Beyond the Highland Myst(464)
A sinfully sexy man.
When not only hadn't one been harmed, one had been quite tantalizingly kissed.
And although she had no idea what tomorrow would bring, she was curious to find out. What could he be looking for? Was it possible he was no more than what he presented himself as? A wealthy man who needed certain information for some reason, who—if he couldn't obtain the texts he needed by legitimate means—stole them, intending to return them?
"Right. Color me stupid." Chloe rolled her eyes.
Still, throwing a wrench into the works, impairing her ability to neatly label him a thief, was the fact that he'd donated valuable, authenticated artifacts in exchange for the third Book of Manannan.
Why would the Gaulish Ghost do such a thing? The facts just weren't adding up to the profile of a coldblooded mercenary. She was bursting with curiosity. She'd long suspected it might one day be her downfall and, indeed, it had landed her in quite a pickle.
After dinner, he'd untied her and escorted her to the bathroom adjoining the master suite (walking a bit too dose for her comfort, making her painfully aware of two hundred-plus pounds of solid male muscle behind her). A few minutes and a knock later, he'd informed her he'd placed a shirt and sweats (he'd called them trews) outside the door.
She'd spent thirty minutes in the locked bathroom, first snooping for a convenient person-sized heating duct—the kind one frequently saw in the movies but never found in real life—then deliberating over whether writing an SOS message in lipstick on the window might accomplish anything. Other than him finding it and getting aggravated. She'd opted not. Not just yet anyway. No need to alert him to her intention to escape at the earliest opportunity.

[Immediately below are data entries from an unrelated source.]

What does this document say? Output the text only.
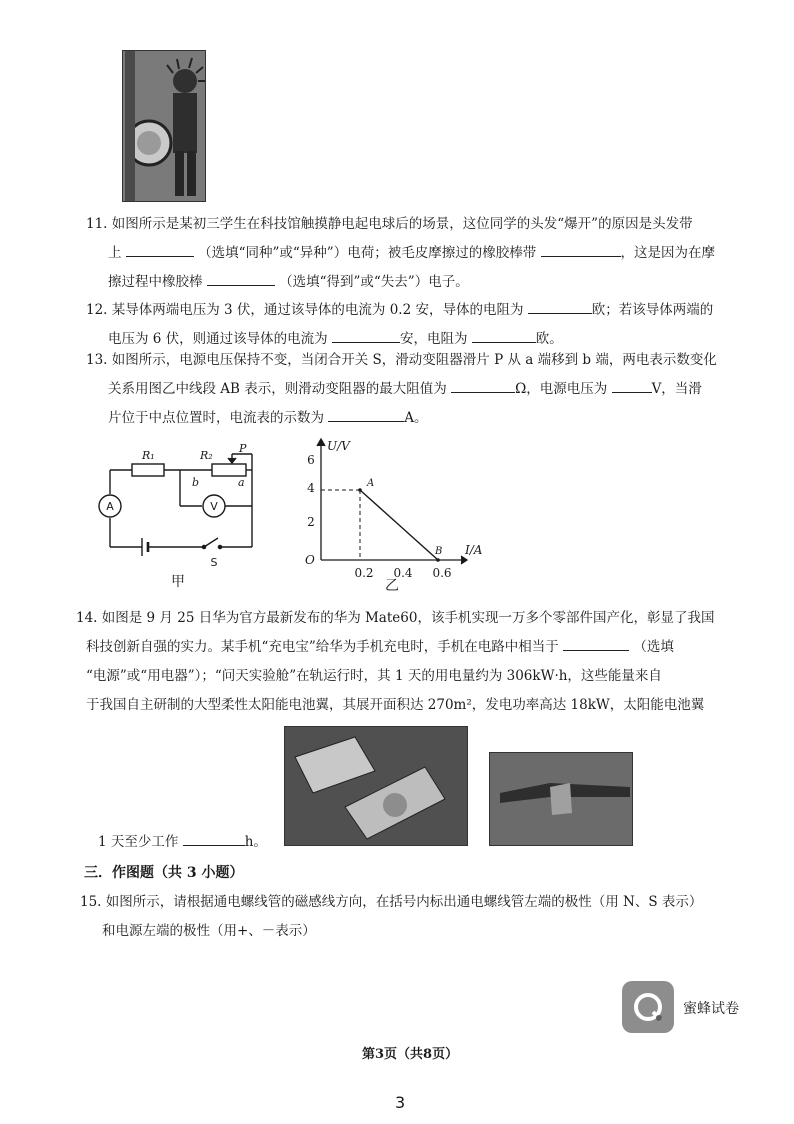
11. 如图所示是某初三学生在科技馆触摸静电起电球后的场景，这位同学的头发“爆开”的原因是头发带
上	（选填“同种”或“异种”）电荷；被毛皮摩擦过的橡胶棒带	，这是因为在摩
擦过程中橡胶棒	（选填“得到”或“失去”）电子。
12. 某导体两端电压为 3 伏，通过该导体的电流为 0.2 安，导体的电阻为	欧；若该导体两端的
电压为 6 伏，则通过该导体的电流为	安，电阻为	欧。
13. 如图所示，电源电压保持不变，当闭合开关 S，滑动变阻器滑片 P 从 a 端移到 b 端，两电表示数变化
关系用图乙中线段 AB 表示，则滑动变阻器的最大阻值为	Ω，电源电压为	V，当滑
片位于中点位置时，电流表的示数为	A。
R₁	R₂
P
b	a
A	V
S
甲
U/V
I/A
O
6
4
2
0.2 0.4 0.6
A
B
乙
14. 如图是 9 月 25 日华为官方最新发布的华为 Mate60，该手机实现一万多个零部件国产化，彰显了我国
科技创新自强的实力。某手机“充电宝”给华为手机充电时，手机在电路中相当于	（选填
“电源”或“用电器”）；“问天实验舱”在轨运行时，其 1 天的用电量约为 306kW·h，这些能量来自
于我国自主研制的大型柔性太阳能电池翼，其展开面积达 270m²，发电功率高达 18kW，太阳能电池翼
1 天至少工作	h。
三．作图题（共 3 小题）
15. 如图所示，请根据通电螺线管的磁感线方向，在括号内标出通电螺线管左端的极性（用 N、S 表示）
和电源左端的极性（用+、－表示）
蜜蜂试卷
第3页（共8页）
3
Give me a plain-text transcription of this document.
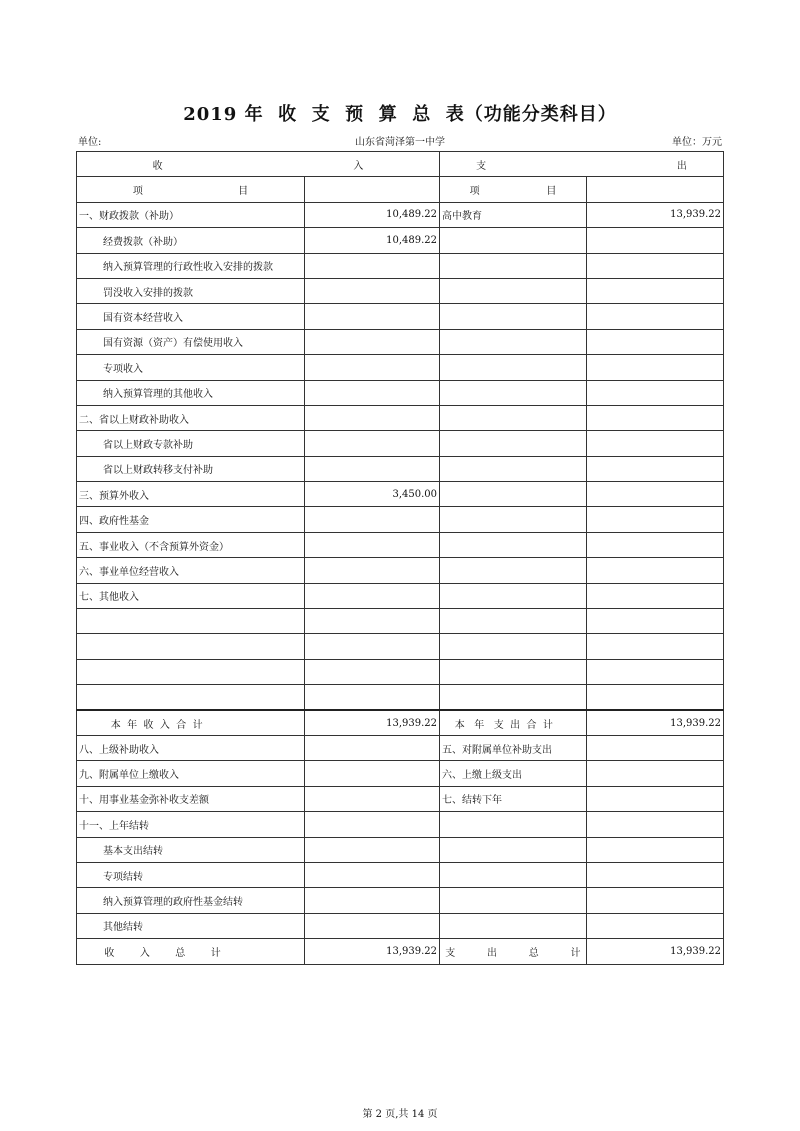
2019 年  收  支  预  算  总  表（功能分类科目）
单位:	山东省菏泽第一中学	单位：万元
收                                                            入		支                                                            出	
项                              目		项                     目	
一、财政拨款（补助）	10,489.22	高中教育	13,939.22
经费拨款（补助）	10,489.22		
纳入预算管理的行政性收入安排的拨款			
罚没收入安排的拨款			
国有资本经营收入			
国有资源（资产）有偿使用收入			
专项收入			
纳入预算管理的其他收入			
二、省以上财政补助收入			
省以上财政专款补助			
省以上财政转移支付补助			
三、预算外收入	3,450.00		
四、政府性基金			
五、事业收入（不含预算外资金）			
六、事业单位经营收入			
七、其他收入			

本  年  收  入  合  计	13,939.22	本   年   支  出  合  计	13,939.22
八、上级补助收入		五、对附属单位补助支出	
九、附属单位上缴收入		六、上缴上级支出	
十、用事业基金弥补收支差额		七、结转下年	
十一、上年结转			
基本支出结转			
专项结转			
纳入预算管理的政府性基金结转			
其他结转			
收        入        总        计	13,939.22	支          出          总          计	13,939.22
第 2 页,共 14 页
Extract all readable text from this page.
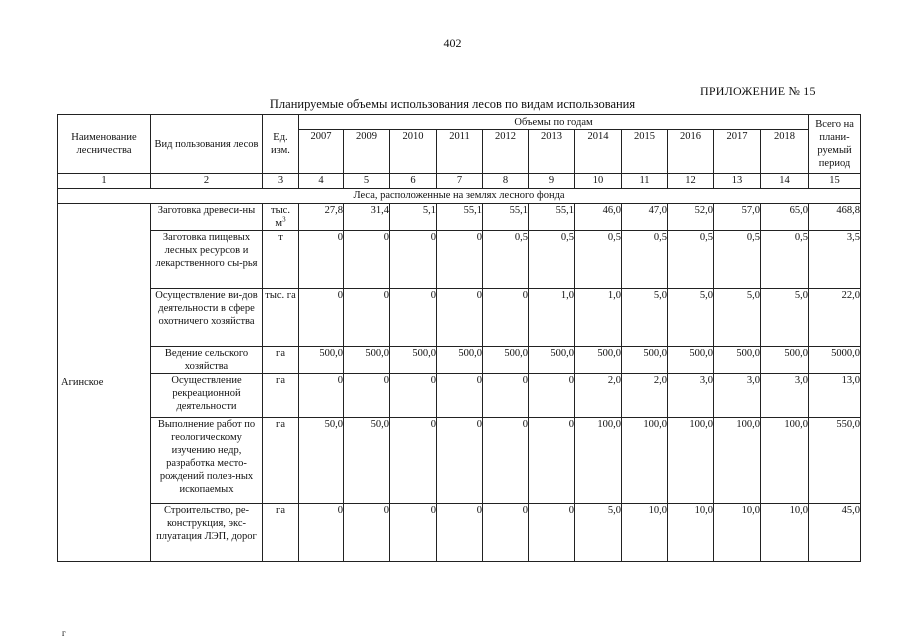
402
ПРИЛОЖЕНИЕ № 15
Планируемые объемы использования лесов по видам использования
Наименование лесничества	Вид пользования лесов	Ед. изм.	Объемы по годам											Всего на плани-руемый период
			2007	2009	2010	2011	2012	2013	2014	2015	2016	2017	2018	
1	2	3	4	5	6	7	8	9	10	11	12	13	14	15
Леса, расположенные на землях лесного фонда														
Агинское	Заготовка древеси-ны	тыс. $м^3$	27,8	31,4	5,1	55,1	55,1	55,1	46,0	47,0	52,0	57,0	65,0	468,8
	Заготовка пищевых лесных ресурсов и лекарственного сы-рья	т	0	0	0	0	0,5	0,5	0,5	0,5	0,5	0,5	0,5	3,5
	Осуществление ви-дов деятельности в сфере охотничего хозяйства	тыс. га	0	0	0	0	0	1,0	1,0	5,0	5,0	5,0	5,0	22,0
	Ведение сельского хозяйства	га	500,0	500,0	500,0	500,0	500,0	500,0	500,0	500,0	500,0	500,0	500,0	5000,0
	Осуществление рекреационной деятельности	га	0	0	0	0	0	0	2,0	2,0	3,0	3,0	3,0	13,0
	Выполнение работ по геологическому изучению недр, разработка место-рождений полез-ных ископаемых	га	50,0	50,0	0	0	0	0	100,0	100,0	100,0	100,0	100,0	550,0
	Строительство, ре-конструкция, экс-плуатация ЛЭП, дорог	га	0	0	0	0	0	0	5,0	10,0	10,0	10,0	10,0	45,0
г
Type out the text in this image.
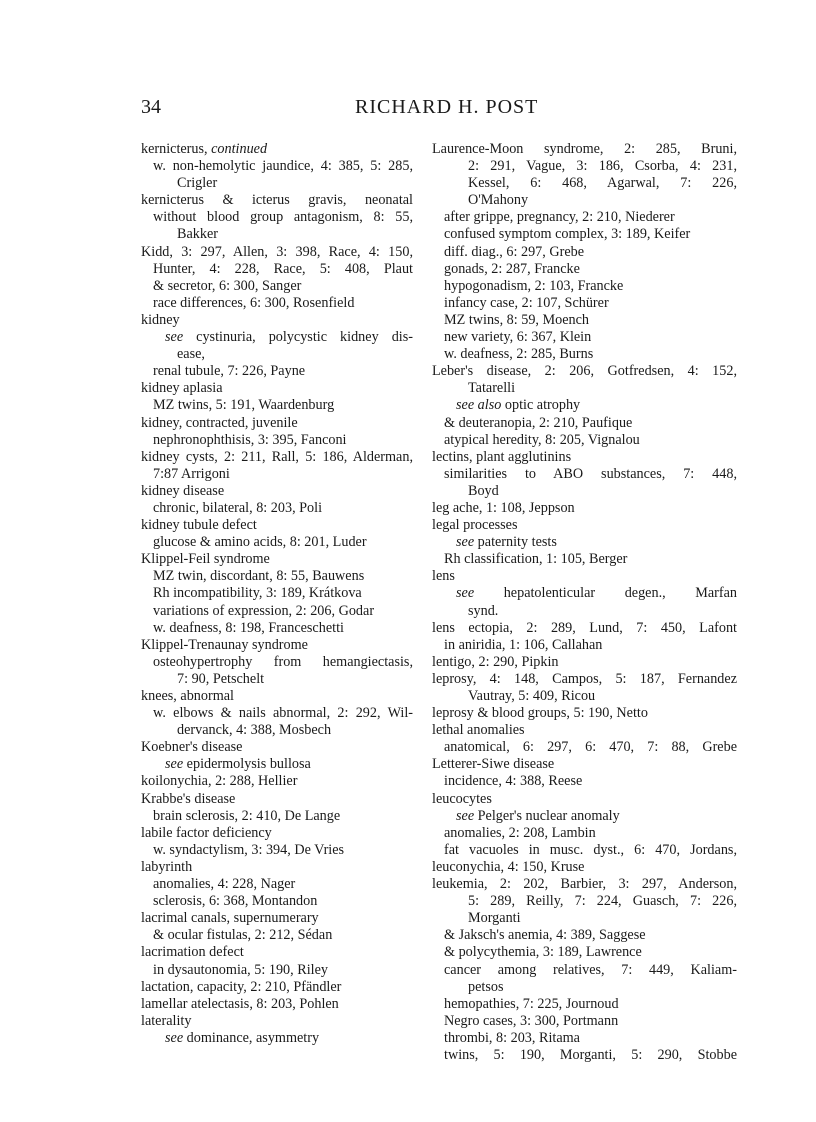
34	RICHARD H. POST
kernicterus, continued
w. non-hemolytic jaundice, 4: 385, 5: 285,
Crigler
kernicterus & icterus gravis, neonatal
without blood group antagonism, 8: 55,
Bakker
Kidd, 3: 297, Allen, 3: 398, Race, 4: 150,
Hunter, 4: 228, Race, 5: 408, Plaut
& secretor, 6: 300, Sanger
race differences, 6: 300, Rosenfield
kidney
see cystinuria, polycystic kidney dis-
ease,
renal tubule, 7: 226, Payne
kidney aplasia
MZ twins, 5: 191, Waardenburg
kidney, contracted, juvenile
nephronophthisis, 3: 395, Fanconi
kidney cysts, 2: 211, Rall, 5: 186, Alderman,
7:87 Arrigoni
kidney disease
chronic, bilateral, 8: 203, Poli
kidney tubule defect
glucose & amino acids, 8: 201, Luder
Klippel-Feil syndrome
MZ twin, discordant, 8: 55, Bauwens
Rh incompatibility, 3: 189, Krátkova
variations of expression, 2: 206, Godar
w. deafness, 8: 198, Franceschetti
Klippel-Trenaunay syndrome
osteohypertrophy from hemangiectasis,
7: 90, Petschelt
knees, abnormal
w. elbows & nails abnormal, 2: 292, Wil-
dervanck, 4: 388, Mosbech
Koebner's disease
see epidermolysis bullosa
koilonychia, 2: 288, Hellier
Krabbe's disease
brain sclerosis, 2: 410, De Lange
labile factor deficiency
w. syndactylism, 3: 394, De Vries
labyrinth
anomalies, 4: 228, Nager
sclerosis, 6: 368, Montandon
lacrimal canals, supernumerary
& ocular fistulas, 2: 212, Sédan
lacrimation defect
in dysautonomia, 5: 190, Riley
lactation, capacity, 2: 210, Pfändler
lamellar atelectasis, 8: 203, Pohlen
laterality
see dominance, asymmetry
Laurence-Moon syndrome, 2: 285, Bruni,
2: 291, Vague, 3: 186, Csorba, 4: 231,
Kessel, 6: 468, Agarwal, 7: 226,
O'Mahony
after grippe, pregnancy, 2: 210, Niederer
confused symptom complex, 3: 189, Keifer
diff. diag., 6: 297, Grebe
gonads, 2: 287, Francke
hypogonadism, 2: 103, Francke
infancy case, 2: 107, Schürer
MZ twins, 8: 59, Moench
new variety, 6: 367, Klein
w. deafness, 2: 285, Burns
Leber's disease, 2: 206, Gotfredsen, 4: 152,
Tatarelli
see also optic atrophy
& deuteranopia, 2: 210, Paufique
atypical heredity, 8: 205, Vignalou
lectins, plant agglutinins
similarities to ABO substances, 7: 448,
Boyd
leg ache, 1: 108, Jeppson
legal processes
see paternity tests
Rh classification, 1: 105, Berger
lens
see hepatolenticular degen., Marfan
synd.
lens ectopia, 2: 289, Lund, 7: 450, Lafont
in aniridia, 1: 106, Callahan
lentigo, 2: 290, Pipkin
leprosy, 4: 148, Campos, 5: 187, Fernandez
Vautray, 5: 409, Ricou
leprosy & blood groups, 5: 190, Netto
lethal anomalies
anatomical, 6: 297, 6: 470, 7: 88, Grebe
Letterer-Siwe disease
incidence, 4: 388, Reese
leucocytes
see Pelger's nuclear anomaly
anomalies, 2: 208, Lambin
fat vacuoles in musc. dyst., 6: 470, Jordans,
leuconychia, 4: 150, Kruse
leukemia, 2: 202, Barbier, 3: 297, Anderson,
5: 289, Reilly, 7: 224, Guasch, 7: 226,
Morganti
& Jaksch's anemia, 4: 389, Saggese
& polycythemia, 3: 189, Lawrence
cancer among relatives, 7: 449, Kaliam-
petsos
hemopathies, 7: 225, Journoud
Negro cases, 3: 300, Portmann
thrombi, 8: 203, Ritama
twins, 5: 190, Morganti, 5: 290, Stobbe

She'd not felt brave enough to risk nudity and showering, even with the locked door, so she'd washed up a bit, then brushed her teeth with his toothbrush because there was no way she was not going to brush her teeth. She'd felt strange using it. She'd never used a man's toothbrush before. But after all, she'd rationalized, they'd eaten from the same fork. And she'd nearly had his tongue in her mouth. Honestly would have rather liked his tongue in her mouth, so long as she had a firm guarantee it would stop there. (She wasn't about to become the next pair of panties beneath his bed, not that she had any to leave.)
She drowned in his clothes, but at least when he'd retied her to the bed, she hadn't had to worry about her skirt riding up. The sweats were drawstring—the only saving grace—rolled up about ten times, the shirt fell to her knees. No panties was a bit disconcerting.
He'd tucked her beneath the coverlet. Tested the bonds. Lengthened them slightly so she might sleep more comfortably.
Then he'd stood at the edge of the bed a moment, gazing down at her with an unfathomable expression in his exotic golden eyes. Unnerved, she'd broken eye contact first and rolled—inasmuch as she was able—onto her side away from him.
Sheesh, she thought, blinking heavy-lidded, sleepy eyes. She smelled like him. It was all over her.
She was falling asleep. She couldn't believe it. In the midst of such dreadful, stressful circumstances, she was falling asleep.
Well, she told herself, she needed her sleep so her wits would be sharp tomorrow. Tomorrow she would escape.
He hadn't tried to kiss her again, was her final, slightly wistful, and utterly ridiculous thought before she drifted off.
Several hours later, too restless to sleep, Dageus was in the living room, listening to the rain pattering against the windows and poring over the Midhe Codex, a collection of mostly nonsensical myths and vague prophecies ("a massive muddling mess of medieval miscellany," one renowned scholar had called it, and Dageus was inclined to agree), when the phone rang. He glanced at it warily, but did not rise to answer it.
A long pause, a beep, then "Dageus,'tis Drustan."
Silence.
"You know how I hate talking to machines. Dageus."
Long silence, a heavy sigh.
Dageus fisted his hands, unfisted them, then massaged his temples with the heels of his palms.
"Gwen's in the hospital—"
Dageus's head whipped toward the answering machine, he half-rose, but stopped.
"She had untimely contractions."
Worry in his twin brother's voice. It knifed straight to Dageus's heart. Gwen was six-and-a-half-months pregnant with twins. He held his breath, listening. He'd not sacrificed so much to bring his brother and his brother's wife together in the twenty-first century, only to have something happen to Gwen now.
"But she's fine now."
Dageus breathed again and sank back down to the sofa.
"The doctors said sometimes it happens in the last trimester, and so long as she doesn't have further contractions, they'll consider releasing her on the morrow."